Nunca olvidaré su mirada en aquel momento, ni el timbre de su voz, ni la determinación de todo su ser. En algunas palabras, muy sobrias, él me reveló el proyecto que quizá le costaría la vida.

—Me voy a... (prometí, y cumplo con mi promesa). Son cientos los muertos allí. La gente está rodeada desde hace casi un mes por los musulmanes, y ya no es posible entrar en esa zona ni salir de ella. Están desprovistos de todo, amenazados de exterminio, y sin sacerdote. No se les puede dejar sin sacramentos.

Puse mis manos entre las suyas, o mejor dicho las suyas entre las mías. Después de tragar saliva varias veces, logré decirle con voz velada:

—¿Y cómo atravesará las líneas enemigas?

El esboza una sonrisa. Sí, claro, yo hubiera debido pensarlo: todos los franciscanos de esta zona son “guerreros” vestidos de sayal.

—¿Sabe? Es mi país; nací en estas tierras... ¡Siempre existe alguna manera!

—¡La Gospa estará con usted!

—Bueno..., lleno el depósito y me voy volando.

—Bendígame antes de irse.

Él puso sus manos sobre mi cabeza y pronunció una hermosa fórmula croata de bendición que menciona a la Reina de la Paz. Y, sin agregar palabra... ¡se marchó!

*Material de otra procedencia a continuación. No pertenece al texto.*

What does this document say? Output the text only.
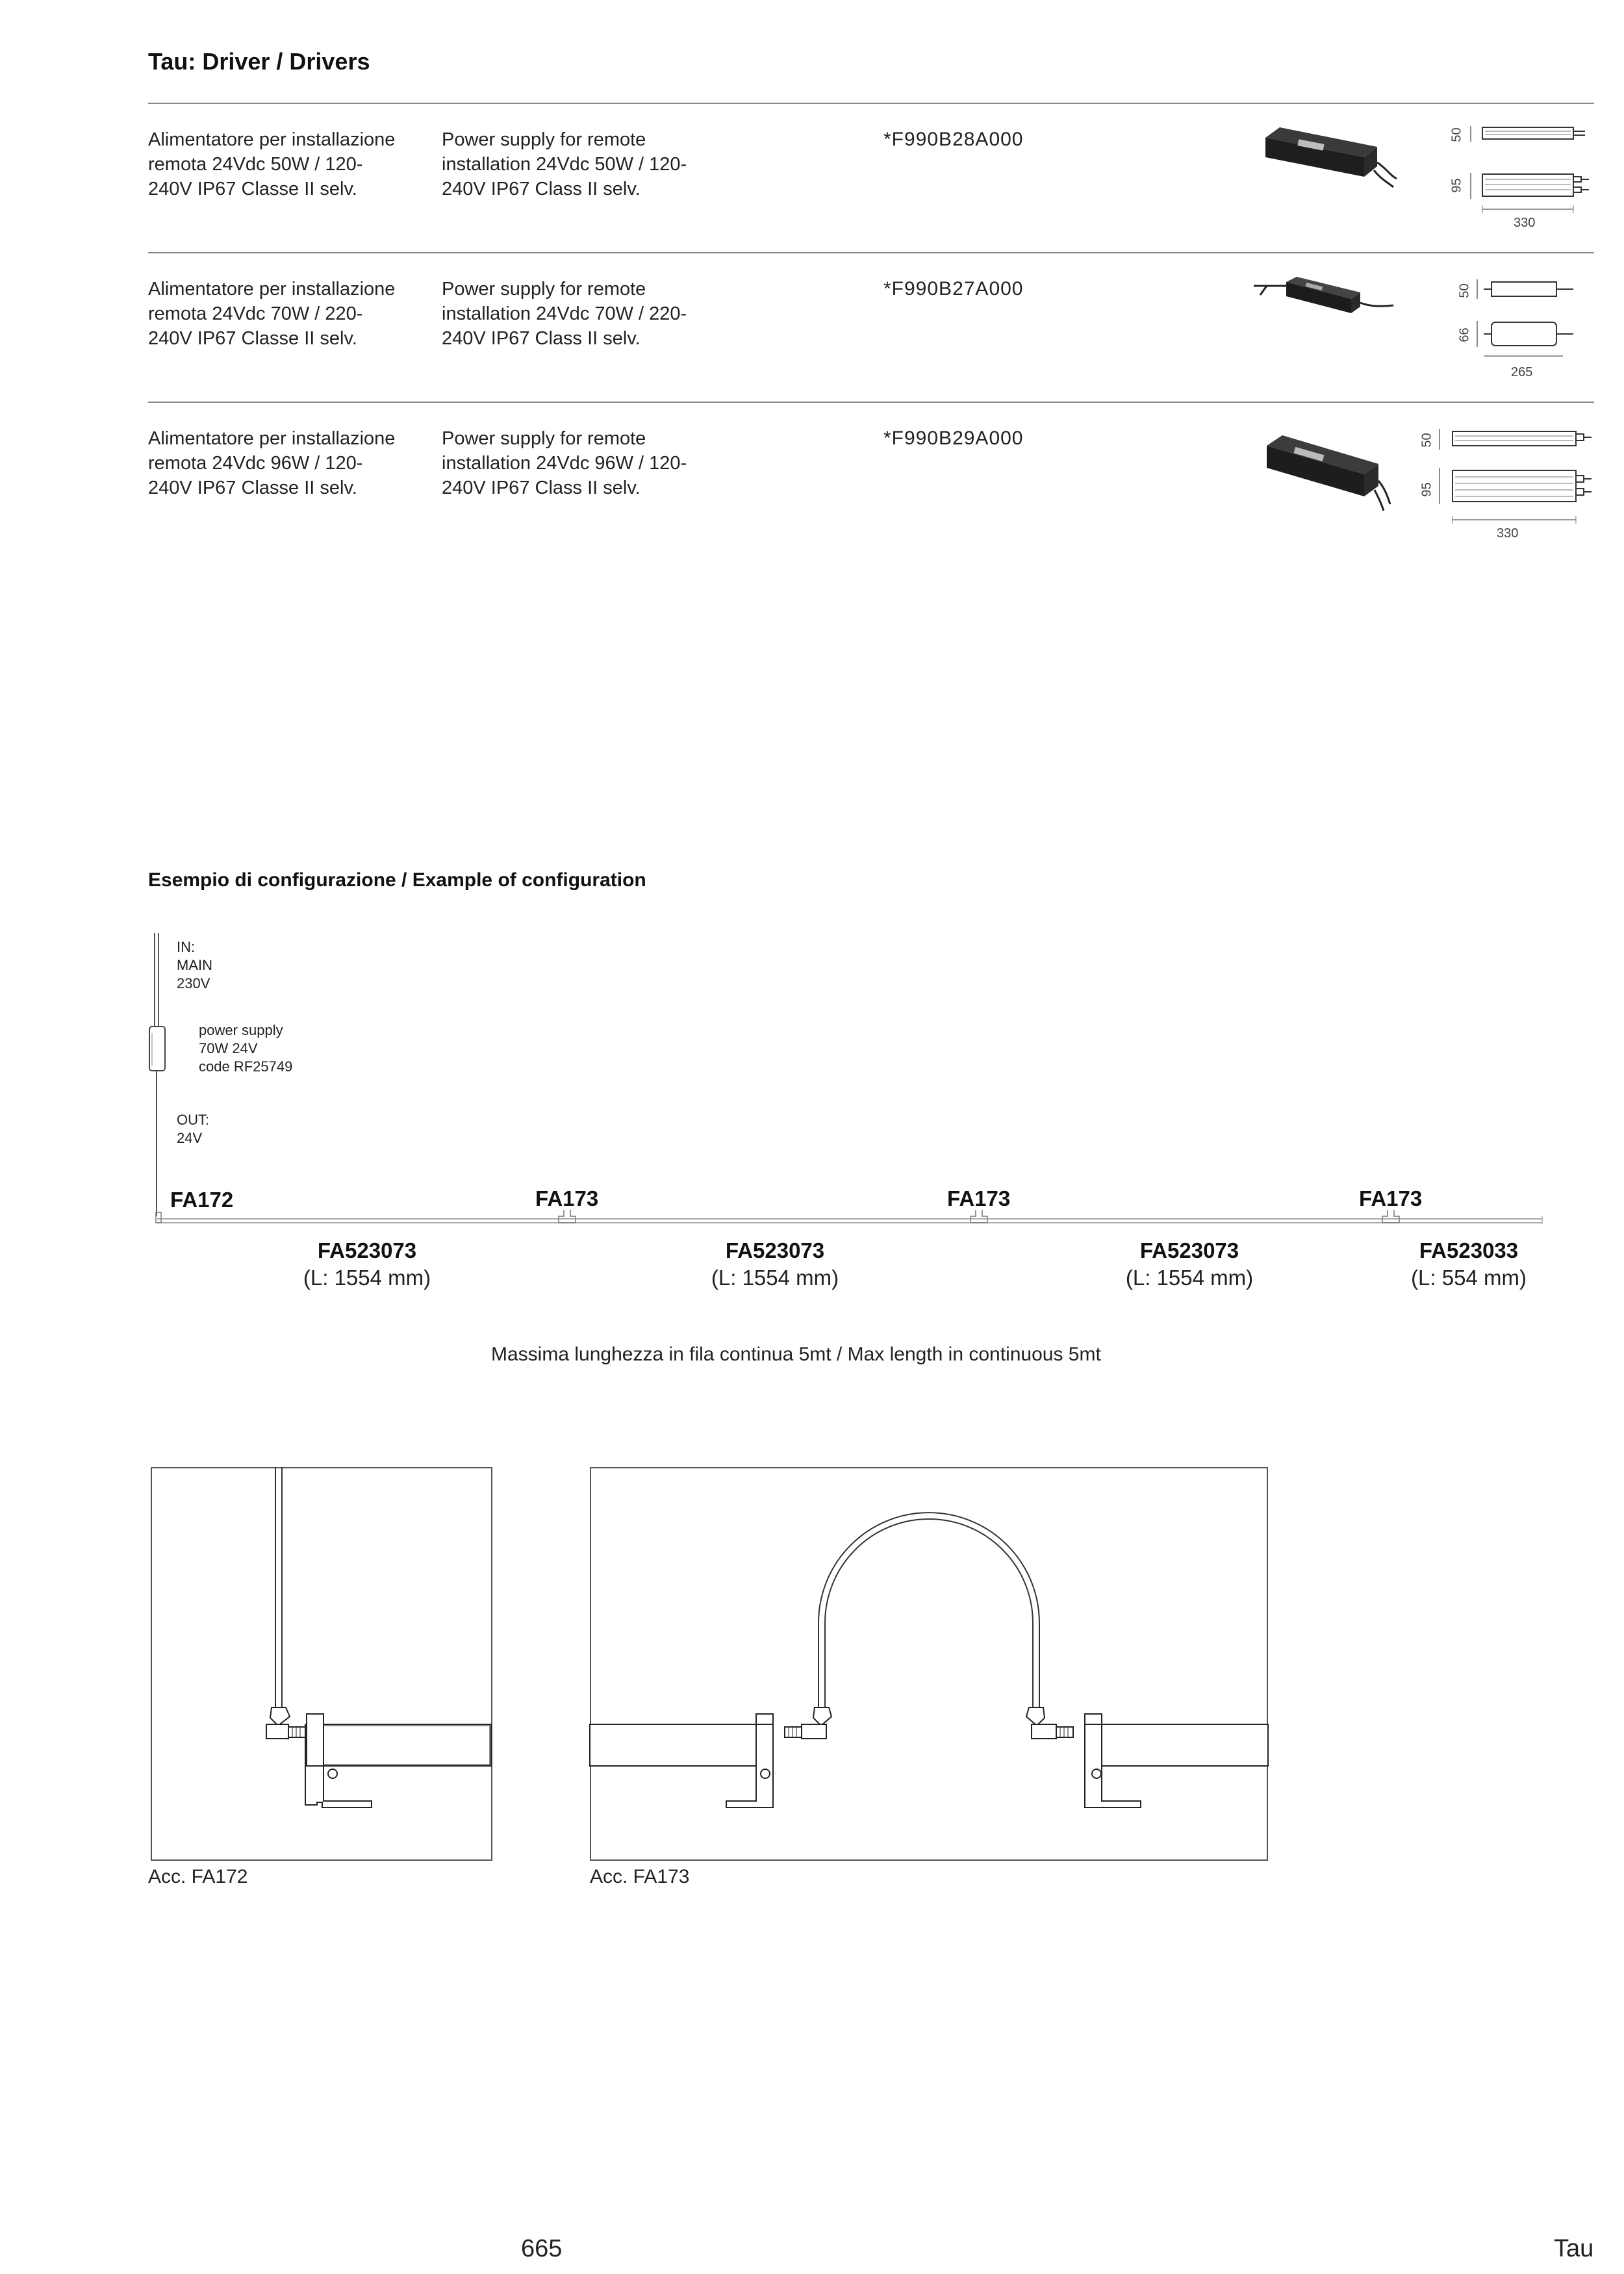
Tau: Driver / Drivers
Alimentatore per installazione
remota 24Vdc 50W / 120-
240V IP67 Classe II selv.
Power supply for remote
installation 24Vdc 50W / 120-
240V IP67 Class II selv.
*F990B28A000	50
95
330
Alimentatore per installazione
remota 24Vdc 70W / 220-
240V IP67 Classe II selv.
Power supply for remote
installation 24Vdc 70W / 220-
240V IP67 Class II selv.
*F990B27A000	50
66
265
Alimentatore per installazione
remota 24Vdc 96W / 120-
240V IP67 Classe II selv.
Power supply for remote
installation 24Vdc 96W / 120-
240V IP67 Class II selv.
*F990B29A000	50
95
330
Esempio di configurazione / Example of configuration
IN:
MAIN
230V
power supply
70W 24V
code RF25749
OUT:
24V
FA172	FA173	FA173	FA173
FA523073
(L: 1554 mm)
FA523073
(L: 1554 mm)
FA523073
(L: 1554 mm)
FA523033
(L: 554 mm)
Massima lunghezza in fila continua 5mt / Max length in continuous 5mt
Acc. FA172	Acc. FA173
665	Tau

Volví a ver a ese hermano muchos meses más tarde, ya que al regresar vino a celebrar la misa vespertina en Medjugorje. El Señor lo había protegido. El ha reanudado su ministerio en las cercanías, como si no hubiera pasado nada, y aún hoy en día celebra de vez en cuando los misterios de Dios para las muchedumbres de todas las naciones y lenguas que llegan a Medjugorje. ¿Cuál de todos esos peregrinos se imaginaría que ese humilde discípulo de Jesús, en todo semejante a cualquier otro sacerdote, ha merecido la corona del martirio? ¿Quién podría pensar, al recibir de sus manos el Cuerpo de Cristo, que estuvo a punto de ser dado por desaparecido? ¿Y que mañana, si “el pueblo” necesita la asistencia de su sacerdote, aun poniendo su vida en peligro, él no dudará un instante en dársela? Nadie sospecha que aquel que proclama el Evangelio detrás de un micrófono, con tal sobriedad de entonación y gestos, ha vivido hasta el extremo estas palabras de Jesús: “No hay amor más grande que dar la vida por los amigos”.

Tal es, desde hace siglos, la tradición de mis hermanos franciscanos en este país, tan fuertemente anclada en la memoria del pueblo croata. ¡Y honrarla hoy es para mí una gran alegría!.

MENSAJE DEL 25 DE JULIO DE 1997

“Queridos hijos, hoy os invito a responder a mi llamada a la oración. Deseo, queridos hijos, que en estos tiempos hagáis un lugar para la oración personal. Quiero guiaros hacia la oración del corazón. Solo así comprenderéis que vuestra vida está vacía sin la oración. Descubriréis el sentido de vuestra vida cuando hayáis descubierto a Dios en la oración. Por eso, hijos, abrid la puerta de vuestro corazón y comprenderéis que la oración es alegría sin la cual no podéis vivir. Gracias por haber respondido a mi llamada.”